Florence’s slow movement after landfall is expected to bring 20 to 40 inches of rain to inland parts of North Carolina and Virginia, with floodwaters enhanced by the rainfall-squeezing effect of the Appalachian Mountains. If that forecast holds, North Carolina’s state hurricane rainfall record of 27 inches set during Floyd in 1999 could be shattered.

All that rain would fall on already wet soil, worsening the potential deluge. Over the past 60 days, parts of the region have received nearly double the amount of rain seen in a typical summer.

In short, Florence is a recipe for an abject flooding disaster. Much of North Carolina and Virginia could be dealing with its worst floods in history. It will take a week or more for rainwater to drain from the hills and mountains, channeling all that rainfall into rivers and streams — scouring away homes and highways in floodplains along the way.

There’s good reason to believe that a storm like Florence is made more likely by the warming atmosphere.

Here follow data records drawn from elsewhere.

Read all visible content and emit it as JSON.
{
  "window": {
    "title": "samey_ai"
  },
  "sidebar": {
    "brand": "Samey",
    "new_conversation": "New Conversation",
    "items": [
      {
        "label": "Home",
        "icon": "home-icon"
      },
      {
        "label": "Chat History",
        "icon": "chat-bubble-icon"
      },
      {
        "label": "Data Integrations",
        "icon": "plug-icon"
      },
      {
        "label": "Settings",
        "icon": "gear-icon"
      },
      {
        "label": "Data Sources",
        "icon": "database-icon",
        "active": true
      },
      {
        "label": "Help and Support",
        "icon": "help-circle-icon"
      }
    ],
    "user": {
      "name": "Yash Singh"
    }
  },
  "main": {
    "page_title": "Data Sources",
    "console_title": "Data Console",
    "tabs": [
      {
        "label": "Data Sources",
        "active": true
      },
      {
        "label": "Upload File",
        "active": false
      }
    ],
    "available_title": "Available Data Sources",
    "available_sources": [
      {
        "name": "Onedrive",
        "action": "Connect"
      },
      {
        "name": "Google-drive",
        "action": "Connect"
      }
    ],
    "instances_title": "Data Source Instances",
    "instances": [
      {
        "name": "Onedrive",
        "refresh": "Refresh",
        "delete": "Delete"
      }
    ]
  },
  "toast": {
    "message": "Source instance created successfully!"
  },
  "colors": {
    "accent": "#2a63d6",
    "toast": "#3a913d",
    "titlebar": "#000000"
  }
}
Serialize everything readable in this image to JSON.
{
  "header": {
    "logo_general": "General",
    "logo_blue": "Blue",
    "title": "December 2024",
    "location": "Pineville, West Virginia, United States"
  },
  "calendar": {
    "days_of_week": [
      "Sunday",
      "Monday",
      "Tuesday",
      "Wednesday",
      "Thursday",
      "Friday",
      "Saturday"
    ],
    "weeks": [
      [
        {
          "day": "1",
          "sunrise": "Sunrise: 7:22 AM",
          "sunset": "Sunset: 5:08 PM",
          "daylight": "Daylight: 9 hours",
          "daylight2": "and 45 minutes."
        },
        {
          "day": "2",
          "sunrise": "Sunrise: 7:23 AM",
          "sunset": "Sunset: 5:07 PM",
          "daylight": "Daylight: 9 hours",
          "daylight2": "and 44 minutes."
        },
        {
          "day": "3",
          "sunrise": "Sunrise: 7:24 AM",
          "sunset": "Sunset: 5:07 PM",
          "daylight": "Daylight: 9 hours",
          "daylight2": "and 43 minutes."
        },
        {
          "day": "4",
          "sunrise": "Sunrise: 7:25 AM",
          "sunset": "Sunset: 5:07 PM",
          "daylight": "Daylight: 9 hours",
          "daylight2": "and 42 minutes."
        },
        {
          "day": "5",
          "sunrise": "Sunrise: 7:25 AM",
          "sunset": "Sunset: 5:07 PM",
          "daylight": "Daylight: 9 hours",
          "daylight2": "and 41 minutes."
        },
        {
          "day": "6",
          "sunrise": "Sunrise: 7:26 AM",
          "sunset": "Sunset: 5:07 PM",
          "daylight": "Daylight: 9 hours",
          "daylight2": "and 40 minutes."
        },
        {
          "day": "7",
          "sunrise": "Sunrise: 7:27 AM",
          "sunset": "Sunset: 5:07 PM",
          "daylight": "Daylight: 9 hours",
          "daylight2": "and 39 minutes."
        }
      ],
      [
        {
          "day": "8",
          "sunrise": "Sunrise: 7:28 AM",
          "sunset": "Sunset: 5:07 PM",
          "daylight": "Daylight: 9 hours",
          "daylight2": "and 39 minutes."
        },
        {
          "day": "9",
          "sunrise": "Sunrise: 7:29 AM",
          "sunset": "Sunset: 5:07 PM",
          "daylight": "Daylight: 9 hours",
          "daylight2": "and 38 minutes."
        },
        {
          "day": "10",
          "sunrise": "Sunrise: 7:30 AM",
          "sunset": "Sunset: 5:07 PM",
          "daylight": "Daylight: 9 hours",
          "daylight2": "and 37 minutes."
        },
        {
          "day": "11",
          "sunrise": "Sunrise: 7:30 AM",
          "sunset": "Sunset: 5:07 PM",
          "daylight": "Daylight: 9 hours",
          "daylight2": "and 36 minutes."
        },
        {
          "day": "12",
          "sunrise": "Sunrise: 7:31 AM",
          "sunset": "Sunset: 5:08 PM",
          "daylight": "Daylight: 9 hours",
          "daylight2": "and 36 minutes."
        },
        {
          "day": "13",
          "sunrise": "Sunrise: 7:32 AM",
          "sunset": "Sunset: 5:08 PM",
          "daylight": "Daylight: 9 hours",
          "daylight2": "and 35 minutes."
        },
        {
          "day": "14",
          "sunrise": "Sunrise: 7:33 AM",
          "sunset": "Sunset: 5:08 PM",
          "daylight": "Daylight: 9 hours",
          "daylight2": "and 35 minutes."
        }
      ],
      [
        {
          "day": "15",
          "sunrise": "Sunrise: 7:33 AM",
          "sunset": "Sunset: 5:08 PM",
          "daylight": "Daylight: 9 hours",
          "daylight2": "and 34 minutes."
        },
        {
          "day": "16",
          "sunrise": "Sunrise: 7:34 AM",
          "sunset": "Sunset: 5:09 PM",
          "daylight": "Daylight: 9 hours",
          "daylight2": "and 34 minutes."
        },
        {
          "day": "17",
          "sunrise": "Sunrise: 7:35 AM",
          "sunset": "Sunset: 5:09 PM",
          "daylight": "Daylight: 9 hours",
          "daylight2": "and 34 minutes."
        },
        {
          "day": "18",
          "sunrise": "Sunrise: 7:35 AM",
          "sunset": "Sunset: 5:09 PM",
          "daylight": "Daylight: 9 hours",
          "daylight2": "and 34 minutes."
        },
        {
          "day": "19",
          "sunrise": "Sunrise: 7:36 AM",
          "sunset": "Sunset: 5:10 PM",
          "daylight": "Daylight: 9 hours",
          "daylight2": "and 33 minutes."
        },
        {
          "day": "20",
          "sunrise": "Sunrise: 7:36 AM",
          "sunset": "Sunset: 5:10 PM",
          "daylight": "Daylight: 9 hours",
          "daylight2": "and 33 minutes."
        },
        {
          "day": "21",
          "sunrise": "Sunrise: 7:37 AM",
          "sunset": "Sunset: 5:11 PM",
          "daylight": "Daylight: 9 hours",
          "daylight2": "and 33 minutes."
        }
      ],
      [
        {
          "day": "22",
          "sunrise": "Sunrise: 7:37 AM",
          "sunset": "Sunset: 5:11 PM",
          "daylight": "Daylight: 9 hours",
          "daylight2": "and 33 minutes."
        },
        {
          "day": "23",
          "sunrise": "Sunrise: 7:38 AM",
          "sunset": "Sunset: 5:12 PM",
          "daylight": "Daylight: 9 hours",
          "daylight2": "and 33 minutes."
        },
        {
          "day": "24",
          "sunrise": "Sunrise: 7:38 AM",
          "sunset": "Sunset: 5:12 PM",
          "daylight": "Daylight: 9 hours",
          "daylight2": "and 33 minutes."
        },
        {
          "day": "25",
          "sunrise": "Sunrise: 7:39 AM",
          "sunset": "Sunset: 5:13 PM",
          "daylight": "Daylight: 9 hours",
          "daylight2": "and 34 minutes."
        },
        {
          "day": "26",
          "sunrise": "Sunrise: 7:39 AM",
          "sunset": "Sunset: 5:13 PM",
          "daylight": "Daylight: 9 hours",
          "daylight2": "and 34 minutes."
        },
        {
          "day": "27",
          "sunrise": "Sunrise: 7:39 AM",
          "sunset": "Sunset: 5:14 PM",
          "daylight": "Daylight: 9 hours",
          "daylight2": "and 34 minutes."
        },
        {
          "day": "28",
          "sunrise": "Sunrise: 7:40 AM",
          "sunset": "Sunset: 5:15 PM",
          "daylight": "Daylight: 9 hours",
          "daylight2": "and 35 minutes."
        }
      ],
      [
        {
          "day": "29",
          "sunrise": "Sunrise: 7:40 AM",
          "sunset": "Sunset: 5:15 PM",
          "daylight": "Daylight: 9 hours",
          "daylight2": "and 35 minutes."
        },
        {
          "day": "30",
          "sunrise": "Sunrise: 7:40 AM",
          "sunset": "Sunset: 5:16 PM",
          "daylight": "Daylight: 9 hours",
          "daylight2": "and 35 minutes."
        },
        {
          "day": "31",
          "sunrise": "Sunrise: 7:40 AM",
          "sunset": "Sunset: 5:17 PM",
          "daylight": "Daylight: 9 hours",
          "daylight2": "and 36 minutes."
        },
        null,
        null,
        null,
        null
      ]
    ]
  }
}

Warmer air can hold more water vapor, making rainfall in hurricanes more intense. At peak hurricane season, ocean temperatures in Florence’s path would probably be strong enough to support its current intensity even without global warming, but the extra degree or two has made the storm’s rapid intensification that much more likely. And the foot or so of sea level rise that’s already occurred — no matter what the North Carolina legislature says — will obviously worsen coastal flooding. The latest research also suggests that intense hurricanes will migrate further north as the climate warms this century.

As Miami-based meteorologist John Morales recently wrote on Twitter, “There’s more strong hurricanes, and they ain’t where they used to be.”

For a region unaccustomed to a storm like Florence, its impact will arrive as a harbinger of a warmer — and more dangerous — future.